We’ve seen several IoT based door access control hacks over the years at TADHack. NEURER is making this a commercial reality for its customers in Romania and beyond. It’s a great example of the migration from hack to business, and the power of the democratization in telecoms enabling people to create solutions for their customers that fit their specific local needs.
The Cloud Control Access System opens doors with cards, codes, phones, and SMS. The prototype starts with physical door controllers (the first release is Arduino-based), then migrates to intermediate building proxies that hold the customers’ database in case the internet goes down (a reality most businesses face several times a year) and them migrating to a scalable cloud authentication and portal layer.

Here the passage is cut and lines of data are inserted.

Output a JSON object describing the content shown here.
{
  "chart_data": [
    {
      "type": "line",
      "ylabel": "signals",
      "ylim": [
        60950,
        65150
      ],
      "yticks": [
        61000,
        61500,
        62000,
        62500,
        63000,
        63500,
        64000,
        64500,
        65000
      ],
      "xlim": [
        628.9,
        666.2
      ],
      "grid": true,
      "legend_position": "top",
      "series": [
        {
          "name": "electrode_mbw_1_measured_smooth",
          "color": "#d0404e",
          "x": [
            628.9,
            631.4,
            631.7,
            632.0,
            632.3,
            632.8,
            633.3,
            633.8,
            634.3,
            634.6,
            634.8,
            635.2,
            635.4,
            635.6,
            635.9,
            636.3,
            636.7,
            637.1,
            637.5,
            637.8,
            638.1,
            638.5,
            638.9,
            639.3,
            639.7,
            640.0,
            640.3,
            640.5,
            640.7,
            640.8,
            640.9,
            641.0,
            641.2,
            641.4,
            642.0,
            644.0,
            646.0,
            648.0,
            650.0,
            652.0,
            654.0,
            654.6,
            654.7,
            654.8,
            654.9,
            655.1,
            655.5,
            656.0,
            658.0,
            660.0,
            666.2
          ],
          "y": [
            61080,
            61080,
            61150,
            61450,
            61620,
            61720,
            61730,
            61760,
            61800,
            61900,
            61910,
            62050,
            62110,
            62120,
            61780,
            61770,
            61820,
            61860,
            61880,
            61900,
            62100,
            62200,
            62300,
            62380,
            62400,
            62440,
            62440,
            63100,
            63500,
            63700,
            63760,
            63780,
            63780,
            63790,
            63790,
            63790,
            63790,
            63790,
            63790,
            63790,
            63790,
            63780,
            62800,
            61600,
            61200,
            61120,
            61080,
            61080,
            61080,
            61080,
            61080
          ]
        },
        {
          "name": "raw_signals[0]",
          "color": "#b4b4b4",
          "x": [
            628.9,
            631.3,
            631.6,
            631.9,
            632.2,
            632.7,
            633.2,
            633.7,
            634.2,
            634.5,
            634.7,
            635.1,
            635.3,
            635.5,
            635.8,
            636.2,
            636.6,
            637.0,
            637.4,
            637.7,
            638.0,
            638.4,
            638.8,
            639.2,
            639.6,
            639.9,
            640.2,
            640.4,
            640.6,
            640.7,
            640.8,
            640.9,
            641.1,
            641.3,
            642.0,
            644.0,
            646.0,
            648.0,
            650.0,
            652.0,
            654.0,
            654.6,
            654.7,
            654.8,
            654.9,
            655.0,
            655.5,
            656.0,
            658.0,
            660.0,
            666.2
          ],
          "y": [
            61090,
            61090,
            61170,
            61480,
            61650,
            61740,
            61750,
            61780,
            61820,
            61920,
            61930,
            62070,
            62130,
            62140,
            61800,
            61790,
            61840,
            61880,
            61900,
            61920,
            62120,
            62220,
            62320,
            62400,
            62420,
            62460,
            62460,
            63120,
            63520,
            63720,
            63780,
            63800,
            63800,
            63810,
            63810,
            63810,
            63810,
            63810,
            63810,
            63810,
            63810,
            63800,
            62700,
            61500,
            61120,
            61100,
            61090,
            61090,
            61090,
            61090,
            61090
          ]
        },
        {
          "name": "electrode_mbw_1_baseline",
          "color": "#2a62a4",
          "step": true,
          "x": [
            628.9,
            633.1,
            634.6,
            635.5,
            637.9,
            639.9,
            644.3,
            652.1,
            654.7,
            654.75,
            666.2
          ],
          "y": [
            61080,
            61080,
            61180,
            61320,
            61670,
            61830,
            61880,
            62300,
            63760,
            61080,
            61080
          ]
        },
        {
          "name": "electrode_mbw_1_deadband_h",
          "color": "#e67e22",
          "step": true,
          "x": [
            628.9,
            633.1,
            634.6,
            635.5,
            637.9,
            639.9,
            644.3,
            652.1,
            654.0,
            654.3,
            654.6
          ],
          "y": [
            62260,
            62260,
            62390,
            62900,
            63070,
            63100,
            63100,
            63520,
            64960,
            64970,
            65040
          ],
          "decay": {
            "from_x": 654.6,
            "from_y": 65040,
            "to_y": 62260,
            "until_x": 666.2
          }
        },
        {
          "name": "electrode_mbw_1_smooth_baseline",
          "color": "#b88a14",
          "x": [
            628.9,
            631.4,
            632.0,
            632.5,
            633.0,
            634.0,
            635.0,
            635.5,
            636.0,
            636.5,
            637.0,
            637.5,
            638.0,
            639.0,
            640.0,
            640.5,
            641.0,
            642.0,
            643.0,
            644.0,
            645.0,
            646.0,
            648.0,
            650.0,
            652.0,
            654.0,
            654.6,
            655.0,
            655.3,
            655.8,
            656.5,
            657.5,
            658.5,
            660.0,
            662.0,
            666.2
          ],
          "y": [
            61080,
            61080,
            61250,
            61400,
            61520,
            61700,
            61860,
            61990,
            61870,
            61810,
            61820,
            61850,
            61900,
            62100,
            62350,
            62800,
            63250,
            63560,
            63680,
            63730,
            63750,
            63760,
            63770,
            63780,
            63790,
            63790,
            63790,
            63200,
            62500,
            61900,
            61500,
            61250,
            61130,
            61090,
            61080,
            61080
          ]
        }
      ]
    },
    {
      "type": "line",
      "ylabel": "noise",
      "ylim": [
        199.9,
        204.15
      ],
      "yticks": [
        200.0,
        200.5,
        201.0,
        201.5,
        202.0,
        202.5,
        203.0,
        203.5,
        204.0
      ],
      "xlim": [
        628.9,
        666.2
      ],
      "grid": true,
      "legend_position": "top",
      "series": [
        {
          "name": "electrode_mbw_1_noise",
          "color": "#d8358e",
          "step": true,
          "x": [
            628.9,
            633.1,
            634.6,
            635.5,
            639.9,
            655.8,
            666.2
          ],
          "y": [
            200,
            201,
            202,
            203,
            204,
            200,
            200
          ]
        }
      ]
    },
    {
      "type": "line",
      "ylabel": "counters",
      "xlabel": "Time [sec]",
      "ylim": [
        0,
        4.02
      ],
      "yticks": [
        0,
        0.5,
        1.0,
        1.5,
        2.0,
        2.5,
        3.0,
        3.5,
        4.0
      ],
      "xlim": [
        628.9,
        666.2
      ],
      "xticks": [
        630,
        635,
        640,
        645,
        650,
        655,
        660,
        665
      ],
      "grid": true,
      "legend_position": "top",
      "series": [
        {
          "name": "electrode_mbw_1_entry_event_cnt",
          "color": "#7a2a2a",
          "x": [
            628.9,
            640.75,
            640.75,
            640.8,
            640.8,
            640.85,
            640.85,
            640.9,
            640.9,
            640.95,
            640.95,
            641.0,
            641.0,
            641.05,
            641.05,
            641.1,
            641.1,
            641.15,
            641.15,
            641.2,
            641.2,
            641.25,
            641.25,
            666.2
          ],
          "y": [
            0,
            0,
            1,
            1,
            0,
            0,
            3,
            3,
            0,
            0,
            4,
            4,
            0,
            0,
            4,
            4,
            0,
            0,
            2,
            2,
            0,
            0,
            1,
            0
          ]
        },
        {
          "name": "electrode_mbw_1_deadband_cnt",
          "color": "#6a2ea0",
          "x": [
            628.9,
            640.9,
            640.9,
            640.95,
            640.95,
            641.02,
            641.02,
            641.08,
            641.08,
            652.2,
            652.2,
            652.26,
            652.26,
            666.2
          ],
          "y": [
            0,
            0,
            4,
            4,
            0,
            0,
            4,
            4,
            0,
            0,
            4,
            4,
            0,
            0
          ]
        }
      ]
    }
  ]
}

After my conversations at Astricon, and many channels in the US deploying such solutions. I think the timing of this solution is very good for Europe.
Closing Keynote: Securing my Space Genitalia by Simon Woodhead, CEO at Simwood Group PLC.
Simon will explain how you have no privacy and how, hypothetically of course, he could use that to identify and track you in the name of security. He’ll also rant about why the cloud must die and how the coming edge compute revolution should be rejoiced by makers and open source developers everywhere. Strap on!
A highly entertaining and insightful presentation, I couldn’t agree more. A great way to wrap-up 2 long intense days focused on programmable telecoms innovation.